Des prélèvements sont intervenus quelques jours plus tard après que la stratégie via le supposé opérateur [Localité 12] se mette en place pour pirater les coordonnées bancaires du couple.
Le fait de communiquer les renseignements d’identité à un opérateur téléphonique peut apparaître comme une simple négligence mais l’on ne peut reprocher au couple [H] de ne pas avoir fait un rapprochement avec le lien reçu du Crédit agricole dans la mesure où l’intervention téléphonique a eu lieu plusieurs jours après et qu’ils ont pu légitimement penser que la ligne était en dérangement ce qui s’est confirmé puisque le téléphone a cessé de fonctionner avant de se réactiver.
Par ailleurs les époux [H] ont expliqué avoir supprimé le mail frauduleux du Crédit agricole à la demande d’une préposée dont ils citent le nom qui leur a demandé de le faire, après l’avoir lu, vraisemblablement par précaution afin d’empêcher une nouvelle manipulation.

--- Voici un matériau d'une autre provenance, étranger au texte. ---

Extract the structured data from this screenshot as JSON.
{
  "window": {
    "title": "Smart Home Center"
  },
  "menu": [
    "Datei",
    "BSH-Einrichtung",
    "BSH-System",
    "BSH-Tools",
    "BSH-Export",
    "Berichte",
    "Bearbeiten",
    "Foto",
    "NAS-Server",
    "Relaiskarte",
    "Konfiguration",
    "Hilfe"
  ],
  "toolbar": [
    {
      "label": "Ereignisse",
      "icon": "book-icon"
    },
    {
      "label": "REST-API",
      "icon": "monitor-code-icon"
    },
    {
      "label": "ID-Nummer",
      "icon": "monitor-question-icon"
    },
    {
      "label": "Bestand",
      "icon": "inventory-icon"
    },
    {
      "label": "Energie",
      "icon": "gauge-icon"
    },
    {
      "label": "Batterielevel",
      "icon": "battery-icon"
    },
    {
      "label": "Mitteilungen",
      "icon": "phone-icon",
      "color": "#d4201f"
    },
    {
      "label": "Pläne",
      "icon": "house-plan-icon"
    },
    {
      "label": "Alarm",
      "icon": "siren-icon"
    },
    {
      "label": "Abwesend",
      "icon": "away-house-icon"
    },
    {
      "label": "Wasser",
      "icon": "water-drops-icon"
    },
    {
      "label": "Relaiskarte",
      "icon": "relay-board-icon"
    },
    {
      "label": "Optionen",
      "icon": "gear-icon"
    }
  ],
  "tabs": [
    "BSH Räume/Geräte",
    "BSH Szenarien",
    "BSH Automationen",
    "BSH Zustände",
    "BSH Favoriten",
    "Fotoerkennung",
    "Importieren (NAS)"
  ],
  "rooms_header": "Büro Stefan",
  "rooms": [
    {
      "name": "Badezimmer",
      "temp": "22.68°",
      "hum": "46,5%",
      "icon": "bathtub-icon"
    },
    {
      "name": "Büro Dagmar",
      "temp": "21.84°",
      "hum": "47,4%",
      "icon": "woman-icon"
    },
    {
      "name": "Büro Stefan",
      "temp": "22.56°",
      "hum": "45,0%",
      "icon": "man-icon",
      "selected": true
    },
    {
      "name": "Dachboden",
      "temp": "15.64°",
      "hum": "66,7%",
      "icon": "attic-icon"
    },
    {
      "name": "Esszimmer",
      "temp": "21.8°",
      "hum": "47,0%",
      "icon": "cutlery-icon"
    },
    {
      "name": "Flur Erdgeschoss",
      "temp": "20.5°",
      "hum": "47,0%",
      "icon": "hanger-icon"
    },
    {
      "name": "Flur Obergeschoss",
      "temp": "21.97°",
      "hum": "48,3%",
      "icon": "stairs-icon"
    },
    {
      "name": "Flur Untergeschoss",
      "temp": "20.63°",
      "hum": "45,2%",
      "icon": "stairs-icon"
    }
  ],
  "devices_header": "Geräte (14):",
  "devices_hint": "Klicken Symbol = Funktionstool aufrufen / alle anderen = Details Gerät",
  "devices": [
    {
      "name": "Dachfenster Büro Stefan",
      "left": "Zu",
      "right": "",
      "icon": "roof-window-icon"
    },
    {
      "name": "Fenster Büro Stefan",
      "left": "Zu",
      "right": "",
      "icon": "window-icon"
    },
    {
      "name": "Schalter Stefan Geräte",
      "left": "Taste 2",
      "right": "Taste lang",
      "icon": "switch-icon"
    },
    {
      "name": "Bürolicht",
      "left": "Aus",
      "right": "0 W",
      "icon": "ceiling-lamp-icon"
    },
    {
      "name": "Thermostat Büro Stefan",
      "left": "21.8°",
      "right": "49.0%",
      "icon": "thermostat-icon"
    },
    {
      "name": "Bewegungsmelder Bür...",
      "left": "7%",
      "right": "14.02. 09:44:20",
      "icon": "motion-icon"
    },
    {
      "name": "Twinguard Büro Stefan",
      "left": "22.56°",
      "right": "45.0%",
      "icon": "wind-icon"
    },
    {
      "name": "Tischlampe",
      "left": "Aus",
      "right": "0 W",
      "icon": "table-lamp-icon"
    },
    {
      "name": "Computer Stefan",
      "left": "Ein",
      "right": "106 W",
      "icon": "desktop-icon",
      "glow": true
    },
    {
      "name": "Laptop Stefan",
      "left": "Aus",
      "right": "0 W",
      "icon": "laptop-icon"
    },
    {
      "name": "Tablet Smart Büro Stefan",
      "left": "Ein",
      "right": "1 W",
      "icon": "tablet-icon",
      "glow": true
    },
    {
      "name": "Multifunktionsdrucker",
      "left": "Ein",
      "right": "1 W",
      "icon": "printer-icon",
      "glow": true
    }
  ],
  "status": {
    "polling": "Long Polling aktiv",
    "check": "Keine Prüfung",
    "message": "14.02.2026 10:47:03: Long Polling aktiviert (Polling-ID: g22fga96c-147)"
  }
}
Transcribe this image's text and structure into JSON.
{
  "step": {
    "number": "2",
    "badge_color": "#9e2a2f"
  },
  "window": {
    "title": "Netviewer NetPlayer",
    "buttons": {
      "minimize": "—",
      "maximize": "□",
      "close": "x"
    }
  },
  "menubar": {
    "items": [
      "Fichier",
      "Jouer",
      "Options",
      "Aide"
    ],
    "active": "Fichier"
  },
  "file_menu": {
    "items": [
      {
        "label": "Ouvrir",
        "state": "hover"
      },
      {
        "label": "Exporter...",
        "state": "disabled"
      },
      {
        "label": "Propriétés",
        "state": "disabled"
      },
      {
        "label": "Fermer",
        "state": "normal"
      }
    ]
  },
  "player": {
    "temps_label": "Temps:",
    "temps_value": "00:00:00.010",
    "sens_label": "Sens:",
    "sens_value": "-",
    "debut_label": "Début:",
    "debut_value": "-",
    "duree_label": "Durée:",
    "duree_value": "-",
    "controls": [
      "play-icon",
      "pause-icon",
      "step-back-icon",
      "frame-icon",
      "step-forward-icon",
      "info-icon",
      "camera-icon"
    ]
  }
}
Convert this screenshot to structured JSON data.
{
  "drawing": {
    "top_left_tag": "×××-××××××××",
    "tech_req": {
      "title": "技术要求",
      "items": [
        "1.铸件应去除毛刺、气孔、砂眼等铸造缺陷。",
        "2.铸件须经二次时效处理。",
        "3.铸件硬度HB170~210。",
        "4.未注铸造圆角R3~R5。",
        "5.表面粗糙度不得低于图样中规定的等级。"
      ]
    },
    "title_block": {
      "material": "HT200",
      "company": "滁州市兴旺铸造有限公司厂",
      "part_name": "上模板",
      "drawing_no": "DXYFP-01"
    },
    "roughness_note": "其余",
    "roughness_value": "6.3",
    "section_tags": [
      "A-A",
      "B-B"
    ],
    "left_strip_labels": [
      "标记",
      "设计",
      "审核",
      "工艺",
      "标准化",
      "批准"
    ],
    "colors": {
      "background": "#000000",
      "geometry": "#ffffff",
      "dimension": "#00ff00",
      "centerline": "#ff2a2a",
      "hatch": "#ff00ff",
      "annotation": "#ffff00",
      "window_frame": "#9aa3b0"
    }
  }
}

L’accusation du crédit agricole selon laquelle il est impossible de vérifier ce mail frauduleux de par leur fait est donc sans fondement.
Dans ces conditions, le jugement déféré sera confirmé en ce qu’il a fait droit aux demandes du couple [H], considérant qu’ils n’avaient commis aucune négligence grave, et en ce qu’il a condamné la caisse régionale de Crédit Agricole mutuel des Pyrénées Gascogne à leur régler la somme de 8901,98 euros avec intérêts au taux légal à compter de la mise en demeure du 7 juin 2021.

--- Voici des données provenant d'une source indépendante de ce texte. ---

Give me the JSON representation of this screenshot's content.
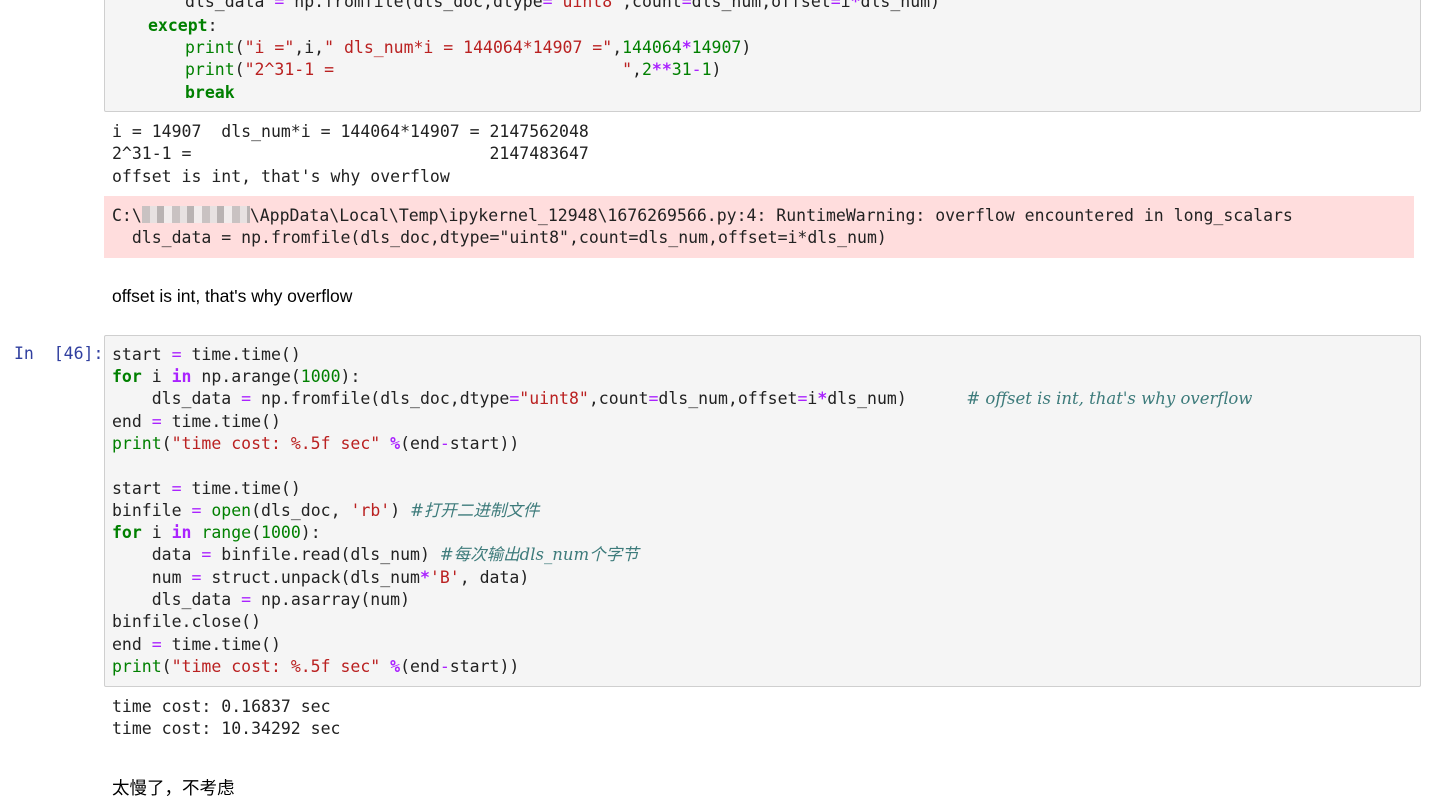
{
  "cell_top": {
    "lines": [
      [
        "        dls_data ",
        "= ",
        "np.fromfile(dls_doc,dtype",
        "=",
        "'uint8'",
        ",count",
        "=",
        "dls_num,offset",
        "=",
        "i",
        "*",
        "dls_num)"
      ],
      [
        "except"
      ],
      [
        "print",
        "(",
        "\"i =\"",
        ",i,",
        "\" dls_num*i = 144064*14907 =\"",
        ",",
        "144064",
        "*",
        "14907",
        ")"
      ],
      [
        "print",
        "(",
        "\"2^31-1 =                              \"",
        ",",
        "2",
        "**",
        "31",
        "-",
        "1",
        ")"
      ],
      [
        "break"
      ]
    ]
  },
  "output_top": {
    "line1": "i = 14907  dls_num*i = 144064*14907 = 2147562048",
    "line2": "2^31-1 =                              2147483647",
    "line3": "offset is int, that's why overflow"
  },
  "stderr": {
    "prefix": "C:\\",
    "suffix": "\\AppData\\Local\\Temp\\ipykernel_12948\\1676269566.py:4: RuntimeWarning: overflow encountered in long_scalars",
    "line2": "  dls_data = np.fromfile(dls_doc,dtype=\"uint8\",count=dls_num,offset=i*dls_num)"
  },
  "markdown1": "offset is int, that's why overflow",
  "cell46": {
    "prompt": "In  [46]:",
    "comment1": "# offset is int, that's why overflow",
    "comment2": "#打开二进制文件",
    "comment3": "#每次输出dls_num个字节"
  },
  "output46": {
    "line1": "time cost: 0.16837 sec",
    "line2": "time cost: 10.34292 sec"
  },
  "markdown2": "太慢了，不考虑"
}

Les époux [H] sollicitent la somme de 4000 € en réparation de leur préjudice moral caractérisé par la perte matérielle qu’ils ont subie alors que leurs revenus sont modestes et qu’ils éprouvent une angoisse légitime sur l’avenir puisque la somme détournée était le fruit de leur épargne.
Ils n’apportent cependant aucun justificatif de nature à vérifier la situation matérielle décrite et l’angoisse dont ils font état.

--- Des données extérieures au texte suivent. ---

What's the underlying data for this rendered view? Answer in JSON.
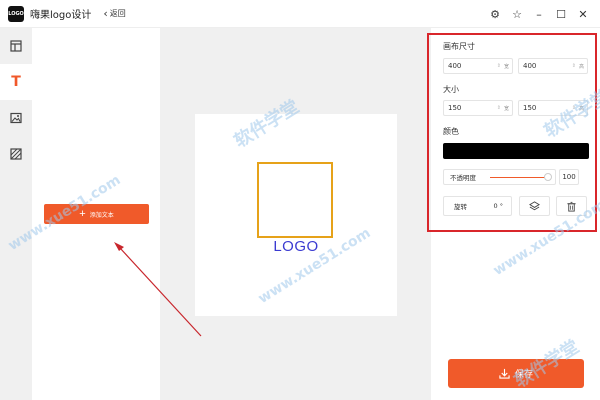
{
  "app": {
    "logo_text": "LOGO",
    "title": "嗨果logo设计",
    "back_label": "返回"
  },
  "window_icons": [
    "gear-icon",
    "star-icon",
    "minimize-icon",
    "maximize-icon",
    "close-icon"
  ],
  "rail": {
    "items": [
      {
        "name": "layout-icon",
        "active": false
      },
      {
        "name": "text-icon",
        "glyph": "T",
        "active": true
      },
      {
        "name": "image-icon",
        "active": false
      },
      {
        "name": "pattern-icon",
        "active": false
      }
    ]
  },
  "panel": {
    "add_text_label": "添加文本"
  },
  "canvas": {
    "logo_text": "LOGO",
    "frame_color": "#e6a219",
    "text_color": "#3b3bd1"
  },
  "props": {
    "canvas_size_label": "画布尺寸",
    "canvas_width": "400",
    "canvas_height": "400",
    "unit": "宽",
    "unit_h": "高",
    "size_label": "大小",
    "size_width": "150",
    "size_height": "150",
    "color_label": "颜色",
    "color_value": "#000000",
    "opacity_label": "不透明度",
    "opacity_value": "100",
    "rotation_label": "旋转",
    "rotation_value": "0",
    "rotation_unit": "°"
  },
  "save_label": "保存",
  "watermark": {
    "brand": "软件学堂",
    "site": "www.xue51.com"
  },
  "colors": {
    "accent": "#f05a2a",
    "highlight_border": "#d9262b"
  }
}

Le préjudice indemnisable doit être direct personnel et certain et ils seront donc déboutés de leur demande d’indemnisation de préjudice moral et le jugement déféré infirmé sur ce point.
La somme de 2000 € leur sera allouée correspondant aux frais irrépétibles engagés en cause d’appel.
PAR CES MOTIFS
La cour, après en avoir délibéré,statuant par arrêt mis à disposition au greffe, contradictoirement et en dernier ressort,
Infirmant partiellement le jugement déféré :
Déboute les époux [H] de leur demande d’indemnisation de préjudice moral.
Confirme le jugement déféré sur le surplus sur la condamnation du Crédit agricole à rembourser aux époux [H] la somme de 8901,98 euros avec intérêts au taux légal à compter de la mise en demeure du 7 juin 2021.
Y ajoutant :
Condamne la CAISSE REGIONALE DU CREDIT AGRICOLE MUTUEL" DES PYRENEES GASCOGNE à payer à [I] et [D] [H] la somme de 2000 € sur le fondement de l’article 700 du code de procédure civile correspondant aux frais irrépétibles engagés en cause d’appel.
Dit la CAISSE REGIONALE DU CREDIT AGRICOLE MUTUEL" DES PYRENEES GASCOGNE tenue aux dépens.
Le présent arrêt a été signé par Madame PELLEFIGUES, Présidente, et par Madame Catherine SAYOUS, greffier suivant les dispositions de l’article 456 du Code de Procédure Civile.